Dünyanın hiçbir yerinde erkek ulusu tabiri yoktur, ama bu zihniyette maalesef vardır. Asker ulus ile Erkek ulus aslında aynıdır. Her iki olguda demin saydığım psikolojik eziklikle yakından bağlantısı bulunmaktadır. Bu erkek ulus anlayışı askeri bir terim olarak, askerlikte anlatıldığını biliyoruz. Peki, gerçekten böyle midir demekte fayda vardır. Bu bilincin, ezik ve yetersiz erkek anlayışından çıktığını kanıtlamak hiçte zor değildir. Basına konu olan son general eşinin kocası hakkında söyledikleri yabana atılacak şeyler değildir, Kocasının iki cinsli olduğunu basına bile verdi. Demek oluyor ki bu şaşalı erkek, hiçte sanılan bu erkek tiplemesine uymuyor.
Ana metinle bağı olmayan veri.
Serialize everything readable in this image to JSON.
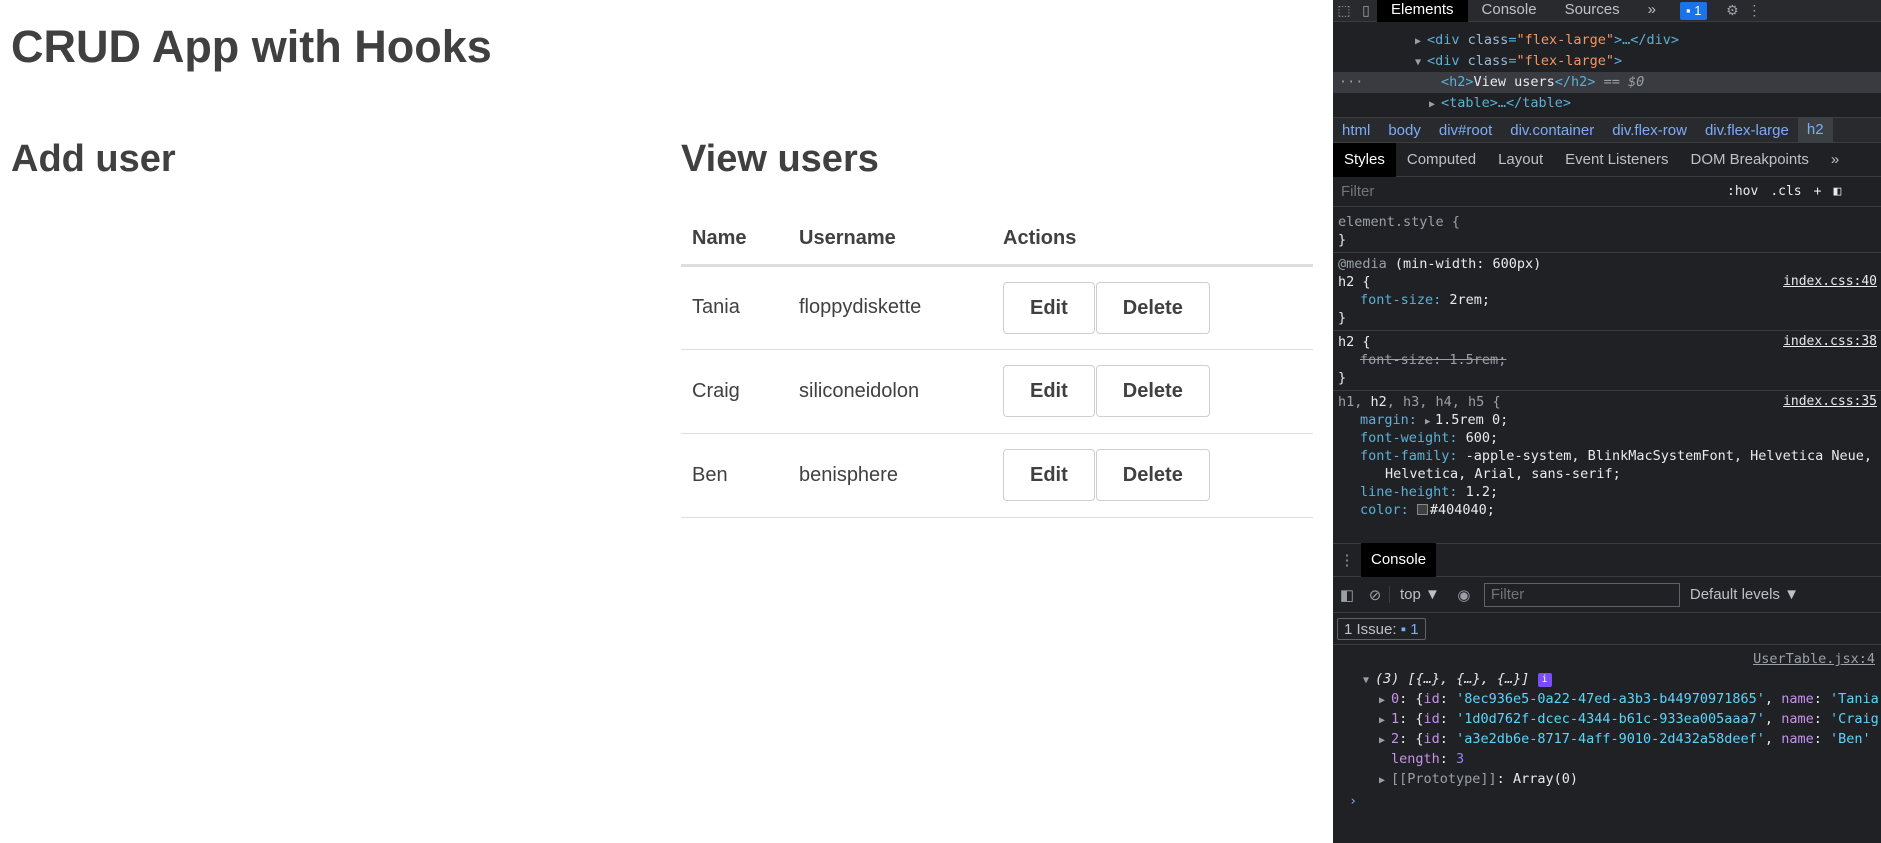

Erkek edebiyatı, bu tarihi erkek ezikliğinin dengeleyici unsuruymuş.
Kürdü yılarca aşağılamanın altında yatan şey, ona bir türlü benzemenin şizofrenik ruh haliymiş. Bu kültürle büyümüş zihniyet Kürtlere akıl veriyor. Dağa çıkma mağaradan kaçmakmış, tespitine ulaşmışlar. Yani bir mağaradan başka bir mağaraya kaçış oluyor. Bin bir yolun olduğu çağımızda, insanlar kar kış demeden birçok şeyi göze alarak dağa çıkıyorlar gerçeği ne tuhaf bir çelişkidir. İstanbul kentleri, dizi ve pembe hayatların sıraya girdiği hata arabesk çağının hala hatırlarda olduğu o şatafatlı kent hayatının yolları, dağın yolundan daha rahattı. Bin bir kelepçe ile bağladığınız bu yollara acaba bu insanlar niye başvuruyor? Moderniteniz niye yeterli değil? Bu kadar film, kaffe ve köylere kadar inen moda ya kadar her şey var iken, niye bu insanlar dağa çıkıyor? Peki, üniversite okuyup da sizin gibi polis olup her cop karşılığında biraz daha para alıp yaşayamazlar mı? Yaşayabilirler. Peki, niye yaşamıyorlar sorularının cevaplarını öğrenmek için yukarda demin saydığım tarihi bilince sahip olmanınız lazım. Bu zihniyet sahipleri bunun özerine bir araştırma yapsalar daha faydalı olurdu. Kürler sizin patolojik hastalıklarınızdan bıktı. Dağ onlar için boy aynasıdır, orada ne kadar güzel olduklarını keşif ediyorlar. Hasta olmadıkları için her şeyleri fazlasıyla vardır!